昨天程欣兒那麼爽快答應他跟沈元洲分開的時候,他就覺得奇怪了。
畢竟程欣兒她之前和沈元洲的感情是極好的,便是他們的定親,他當時不同意,還是程欣兒跟他鬧騰爭執而得來的。
他還奇怪呢,當初還沒正經在一起呢,程欣兒就爲了要跟沈元洲定親而鬧得他頭暈腦脹的,怎麼這會兒都定親這麼久了,再要他們分開,她倒是爽快起來了。
原來他還想着,程欣兒是修爲高了,眼界高了,所以看得清楚了些,不再覺得非沈元洲不可。
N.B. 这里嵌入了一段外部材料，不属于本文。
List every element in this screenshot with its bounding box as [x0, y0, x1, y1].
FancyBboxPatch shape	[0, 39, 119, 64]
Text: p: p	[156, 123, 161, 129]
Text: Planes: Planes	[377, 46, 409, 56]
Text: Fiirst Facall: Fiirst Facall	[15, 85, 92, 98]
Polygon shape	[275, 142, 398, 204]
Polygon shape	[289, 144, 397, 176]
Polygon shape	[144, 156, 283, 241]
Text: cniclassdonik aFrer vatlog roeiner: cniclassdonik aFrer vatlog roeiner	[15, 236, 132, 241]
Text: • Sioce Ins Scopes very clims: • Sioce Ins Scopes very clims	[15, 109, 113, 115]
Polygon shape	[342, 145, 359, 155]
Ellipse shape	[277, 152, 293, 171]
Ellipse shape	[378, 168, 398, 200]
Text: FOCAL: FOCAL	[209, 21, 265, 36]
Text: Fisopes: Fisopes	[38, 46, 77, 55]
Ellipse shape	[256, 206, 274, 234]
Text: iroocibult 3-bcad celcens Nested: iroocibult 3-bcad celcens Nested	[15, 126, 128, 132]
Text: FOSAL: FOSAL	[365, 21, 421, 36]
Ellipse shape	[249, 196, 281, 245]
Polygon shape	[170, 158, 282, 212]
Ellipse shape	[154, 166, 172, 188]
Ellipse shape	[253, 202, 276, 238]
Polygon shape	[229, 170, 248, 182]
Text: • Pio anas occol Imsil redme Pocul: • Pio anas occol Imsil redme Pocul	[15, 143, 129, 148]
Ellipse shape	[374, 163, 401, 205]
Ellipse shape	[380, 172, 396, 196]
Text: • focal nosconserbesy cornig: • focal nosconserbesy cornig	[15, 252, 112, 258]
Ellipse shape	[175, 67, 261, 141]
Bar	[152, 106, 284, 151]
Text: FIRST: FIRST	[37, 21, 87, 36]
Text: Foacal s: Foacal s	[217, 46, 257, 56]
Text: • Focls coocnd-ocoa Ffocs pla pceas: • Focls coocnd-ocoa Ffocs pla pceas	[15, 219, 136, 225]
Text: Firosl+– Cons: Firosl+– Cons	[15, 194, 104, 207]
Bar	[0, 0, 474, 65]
再加上夠聽他的話,所以就答應得爽快了些。
卻不想,這竟是她的緩兵之計,她明面上這麼答應着,暗地裏卻打着別的念頭。
眼下兩人一起呆了半天一夜,還不知道那屋裏面是個什麼情形呢。
程宏義只覺得自己快被氣死了。
他怎麼也沒想到,從小到大對他言聽計從的女兒竟然會暗地裏背棄他,這讓他感覺極爲不悅,有種權威被挑釁的感覺。
而此時,沈元洲的院子裏,一夜荒唐之後,沈元洲已經醒了。
他一手撐在耳後,垂眸看着以他的肩膀做枕,睡在他手臂上的小丫頭,眼中全是繾綣滿足的笑意。
昨天晚上,小丫頭剛開始莽得很,吃了痛,可後來他也是使出了渾身解數,耐心至極的伺候了小丫頭,雖然他也不過初次,卻好像忽然開了竅似的,雖然生疏,但好歹還是讓她緩過了那陣痛楚,食髓知味了些。
想到她的粘人勁兒,沈元洲的眼中滿滿的都是笑意。
他擡手輕輕落在她的面上,眼中的笑意壓都壓不住。
小丫頭終於是他的了,身和心,都給了他。
守候多年的小丫頭終於瓜熟蒂落的落在了他的懷裏,這讓他總有種不可思議的感覺。
要說心中不曾暗喜,那是不可能的。
她一心獻身給他,只爲了護住他們兩個的情分,這份感情讓他歡喜,也讓他動容。
更讓他徹底的明白,他之前爲了她而忍受的千萬般羞辱和踐踏,都是值得的。
雖然那些人都說他是小白臉,是靠女人喫飯的,可是不是的,他自己心裏清楚得很,倒也不用太在意。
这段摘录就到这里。